NEW YORK (Reuters)—President Joe Biden and Vice President Kamala Harris stood alongside former president Donald Trump and his 2024 running mate, J.D. Vance, on Wednesday to observe the 23rd anniversary of the Sept. 11, 2001, terrorist attacks at the New York City site where hijacked planes crashed and killed nearly 3,000 people.
No remarks were scheduled at the ceremony at the ground zero site where planes brought down the World Trade Center's twin towers. Relatives began reading the names of those who died.
Trump, the Republican presidential nominee and Harris, his Democratic rival, appeared together the morning after their debate in Philadelphia with just eight weeks left before the Nov. 5 presidential election.
Harris and Trump shook hands and spoke just before lining up for the commemoration.
Former New York mayor Michael Bloomberg also attended, standing between Biden and Trump.
After New York, Trump, Biden, and Harris all plan to fly to Shanksville, Pennsylvania, where United Flight 93 crashed. Biden and Harris will head back to the Washington area to visit a memorial at the Pentagon, which was also hit in the attacks.

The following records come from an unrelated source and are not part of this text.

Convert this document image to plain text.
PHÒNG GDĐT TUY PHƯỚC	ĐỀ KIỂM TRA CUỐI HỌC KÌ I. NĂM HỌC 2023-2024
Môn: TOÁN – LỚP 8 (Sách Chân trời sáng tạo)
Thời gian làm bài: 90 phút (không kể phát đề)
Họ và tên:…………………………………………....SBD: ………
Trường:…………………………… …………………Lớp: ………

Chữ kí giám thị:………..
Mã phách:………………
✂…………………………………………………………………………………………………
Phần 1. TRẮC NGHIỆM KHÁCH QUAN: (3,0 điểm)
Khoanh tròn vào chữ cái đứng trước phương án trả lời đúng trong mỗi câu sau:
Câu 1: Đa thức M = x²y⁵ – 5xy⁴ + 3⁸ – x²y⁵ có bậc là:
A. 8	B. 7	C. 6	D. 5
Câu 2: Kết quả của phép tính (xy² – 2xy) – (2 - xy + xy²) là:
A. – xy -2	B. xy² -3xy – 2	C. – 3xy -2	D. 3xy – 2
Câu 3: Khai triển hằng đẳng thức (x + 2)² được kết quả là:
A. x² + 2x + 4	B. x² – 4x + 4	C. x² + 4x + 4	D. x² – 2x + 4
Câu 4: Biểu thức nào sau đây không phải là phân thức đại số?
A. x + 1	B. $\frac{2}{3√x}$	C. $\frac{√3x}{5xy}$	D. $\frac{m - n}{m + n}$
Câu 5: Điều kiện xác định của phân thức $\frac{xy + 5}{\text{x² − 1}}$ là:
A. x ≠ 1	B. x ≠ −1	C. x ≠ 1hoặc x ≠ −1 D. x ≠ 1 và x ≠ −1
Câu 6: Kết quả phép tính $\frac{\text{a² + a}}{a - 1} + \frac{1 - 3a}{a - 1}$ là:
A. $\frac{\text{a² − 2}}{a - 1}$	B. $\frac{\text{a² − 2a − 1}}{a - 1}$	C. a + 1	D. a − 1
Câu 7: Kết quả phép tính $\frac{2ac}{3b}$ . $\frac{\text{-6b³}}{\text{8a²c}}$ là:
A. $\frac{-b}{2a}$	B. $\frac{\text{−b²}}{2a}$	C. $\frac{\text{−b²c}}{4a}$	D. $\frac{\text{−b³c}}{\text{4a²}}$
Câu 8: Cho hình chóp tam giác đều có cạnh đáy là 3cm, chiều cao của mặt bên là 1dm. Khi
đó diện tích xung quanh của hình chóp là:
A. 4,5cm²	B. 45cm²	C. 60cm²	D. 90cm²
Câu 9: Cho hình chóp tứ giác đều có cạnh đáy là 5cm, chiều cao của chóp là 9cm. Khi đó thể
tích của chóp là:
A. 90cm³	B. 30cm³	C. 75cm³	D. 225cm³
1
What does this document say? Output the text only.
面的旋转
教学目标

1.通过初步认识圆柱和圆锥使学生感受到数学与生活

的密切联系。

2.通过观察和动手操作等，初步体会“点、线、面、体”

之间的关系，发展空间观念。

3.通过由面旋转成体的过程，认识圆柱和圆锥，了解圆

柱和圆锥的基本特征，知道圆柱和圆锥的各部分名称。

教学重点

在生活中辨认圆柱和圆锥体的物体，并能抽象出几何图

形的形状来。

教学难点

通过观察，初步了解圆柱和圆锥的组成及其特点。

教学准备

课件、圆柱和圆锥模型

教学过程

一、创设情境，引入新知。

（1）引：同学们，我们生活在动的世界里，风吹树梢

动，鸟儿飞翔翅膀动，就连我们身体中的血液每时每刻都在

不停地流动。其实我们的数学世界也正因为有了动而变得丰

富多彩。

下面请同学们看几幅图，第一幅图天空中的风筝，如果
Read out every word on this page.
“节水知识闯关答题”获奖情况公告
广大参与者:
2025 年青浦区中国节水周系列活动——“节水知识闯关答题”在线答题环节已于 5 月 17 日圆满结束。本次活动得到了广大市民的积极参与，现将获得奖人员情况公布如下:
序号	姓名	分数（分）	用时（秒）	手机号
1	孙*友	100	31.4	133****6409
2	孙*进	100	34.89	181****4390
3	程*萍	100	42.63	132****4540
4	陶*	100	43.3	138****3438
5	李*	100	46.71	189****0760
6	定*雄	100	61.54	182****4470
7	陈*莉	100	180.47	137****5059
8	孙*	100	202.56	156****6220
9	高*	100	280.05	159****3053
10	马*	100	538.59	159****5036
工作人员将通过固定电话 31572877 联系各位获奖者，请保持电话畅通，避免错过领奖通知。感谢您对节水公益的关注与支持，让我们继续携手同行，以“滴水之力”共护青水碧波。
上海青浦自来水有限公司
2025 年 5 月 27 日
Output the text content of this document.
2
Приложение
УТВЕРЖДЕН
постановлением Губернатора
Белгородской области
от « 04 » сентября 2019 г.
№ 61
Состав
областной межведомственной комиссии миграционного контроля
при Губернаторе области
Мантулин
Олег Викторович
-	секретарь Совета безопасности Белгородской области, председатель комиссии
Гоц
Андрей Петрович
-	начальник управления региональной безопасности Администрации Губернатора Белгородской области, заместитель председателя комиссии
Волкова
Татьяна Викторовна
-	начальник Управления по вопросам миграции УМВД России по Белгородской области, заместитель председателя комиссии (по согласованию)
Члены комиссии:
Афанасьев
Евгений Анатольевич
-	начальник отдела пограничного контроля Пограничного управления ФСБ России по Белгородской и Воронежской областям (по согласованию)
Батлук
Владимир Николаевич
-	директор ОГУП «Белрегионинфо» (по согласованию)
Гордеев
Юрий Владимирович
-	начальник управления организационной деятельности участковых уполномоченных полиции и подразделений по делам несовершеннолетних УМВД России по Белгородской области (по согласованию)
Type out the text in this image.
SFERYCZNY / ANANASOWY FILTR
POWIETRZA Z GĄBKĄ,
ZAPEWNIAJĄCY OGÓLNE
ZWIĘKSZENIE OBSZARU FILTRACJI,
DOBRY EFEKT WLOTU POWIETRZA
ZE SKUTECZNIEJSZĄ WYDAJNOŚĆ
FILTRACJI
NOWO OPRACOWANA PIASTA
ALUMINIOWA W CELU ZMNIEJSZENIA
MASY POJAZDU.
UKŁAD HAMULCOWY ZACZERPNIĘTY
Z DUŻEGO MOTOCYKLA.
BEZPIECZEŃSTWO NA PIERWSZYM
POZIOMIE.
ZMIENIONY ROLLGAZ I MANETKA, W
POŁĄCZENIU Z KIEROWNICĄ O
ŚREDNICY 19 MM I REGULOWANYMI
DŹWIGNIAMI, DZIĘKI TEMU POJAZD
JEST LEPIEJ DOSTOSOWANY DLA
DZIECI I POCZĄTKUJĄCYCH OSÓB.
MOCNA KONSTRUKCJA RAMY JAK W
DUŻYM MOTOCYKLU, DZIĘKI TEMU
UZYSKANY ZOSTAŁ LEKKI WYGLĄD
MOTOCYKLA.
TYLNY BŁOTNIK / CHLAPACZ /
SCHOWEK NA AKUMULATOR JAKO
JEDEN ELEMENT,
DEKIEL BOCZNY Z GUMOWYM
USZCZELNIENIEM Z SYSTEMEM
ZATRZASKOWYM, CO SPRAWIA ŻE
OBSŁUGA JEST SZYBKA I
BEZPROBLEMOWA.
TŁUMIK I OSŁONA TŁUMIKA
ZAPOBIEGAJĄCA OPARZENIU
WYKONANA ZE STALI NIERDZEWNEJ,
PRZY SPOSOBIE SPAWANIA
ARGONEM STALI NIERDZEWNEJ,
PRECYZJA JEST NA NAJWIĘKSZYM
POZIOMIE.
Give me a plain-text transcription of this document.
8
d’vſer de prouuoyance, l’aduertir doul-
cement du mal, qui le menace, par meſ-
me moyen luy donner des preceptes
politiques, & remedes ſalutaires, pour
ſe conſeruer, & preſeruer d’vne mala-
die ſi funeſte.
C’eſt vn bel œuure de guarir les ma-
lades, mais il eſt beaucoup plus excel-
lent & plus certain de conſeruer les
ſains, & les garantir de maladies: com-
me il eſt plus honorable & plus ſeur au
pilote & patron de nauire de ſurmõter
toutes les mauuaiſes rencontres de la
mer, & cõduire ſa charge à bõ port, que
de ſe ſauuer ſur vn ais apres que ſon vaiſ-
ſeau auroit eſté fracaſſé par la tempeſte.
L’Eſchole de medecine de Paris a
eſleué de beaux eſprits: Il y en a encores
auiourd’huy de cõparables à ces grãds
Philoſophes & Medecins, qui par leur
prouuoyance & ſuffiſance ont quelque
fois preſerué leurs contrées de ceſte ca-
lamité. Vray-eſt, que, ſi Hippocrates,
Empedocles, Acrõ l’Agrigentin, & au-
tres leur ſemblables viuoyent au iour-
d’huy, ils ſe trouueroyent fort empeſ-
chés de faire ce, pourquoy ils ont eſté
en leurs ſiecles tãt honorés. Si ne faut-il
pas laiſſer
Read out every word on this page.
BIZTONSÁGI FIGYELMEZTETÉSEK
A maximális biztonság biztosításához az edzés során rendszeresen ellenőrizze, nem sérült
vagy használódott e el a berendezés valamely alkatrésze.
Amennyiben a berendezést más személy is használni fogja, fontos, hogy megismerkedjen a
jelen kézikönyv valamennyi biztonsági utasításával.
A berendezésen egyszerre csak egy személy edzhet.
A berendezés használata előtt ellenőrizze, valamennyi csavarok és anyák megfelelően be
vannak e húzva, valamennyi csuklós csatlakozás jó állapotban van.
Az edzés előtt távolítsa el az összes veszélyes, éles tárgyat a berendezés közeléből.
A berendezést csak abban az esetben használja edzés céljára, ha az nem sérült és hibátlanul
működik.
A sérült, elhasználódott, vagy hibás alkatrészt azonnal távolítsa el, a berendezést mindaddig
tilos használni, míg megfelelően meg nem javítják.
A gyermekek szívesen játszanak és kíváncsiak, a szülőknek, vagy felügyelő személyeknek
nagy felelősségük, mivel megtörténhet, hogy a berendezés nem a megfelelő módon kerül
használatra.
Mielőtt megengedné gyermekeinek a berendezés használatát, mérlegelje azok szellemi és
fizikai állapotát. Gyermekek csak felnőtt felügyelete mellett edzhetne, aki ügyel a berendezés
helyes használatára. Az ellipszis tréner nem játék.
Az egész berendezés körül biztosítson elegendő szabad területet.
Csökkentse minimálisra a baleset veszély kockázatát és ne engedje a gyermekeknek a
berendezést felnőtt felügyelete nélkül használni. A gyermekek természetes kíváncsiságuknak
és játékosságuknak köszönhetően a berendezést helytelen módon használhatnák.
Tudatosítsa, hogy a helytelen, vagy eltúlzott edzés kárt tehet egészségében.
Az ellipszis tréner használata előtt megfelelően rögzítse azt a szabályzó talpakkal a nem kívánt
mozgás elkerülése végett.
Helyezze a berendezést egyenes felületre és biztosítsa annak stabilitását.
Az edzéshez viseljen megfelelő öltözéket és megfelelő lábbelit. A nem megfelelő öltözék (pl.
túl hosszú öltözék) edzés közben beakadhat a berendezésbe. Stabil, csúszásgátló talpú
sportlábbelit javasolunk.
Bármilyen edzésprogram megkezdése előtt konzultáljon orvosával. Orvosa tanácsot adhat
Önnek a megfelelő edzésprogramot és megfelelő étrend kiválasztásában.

"On this day 23 years ago, terrorists believed they could break our will and bring us to our knees. They were wrong. They will always be wrong. In the darkest of hours, we found light. And in the face of fear, we came together—to defend our country, and to help one another," Biden said in an early morning statement.
Trump told Fox News on Wednesday: "It was very, very sad, horrible day. There's never been anything like it."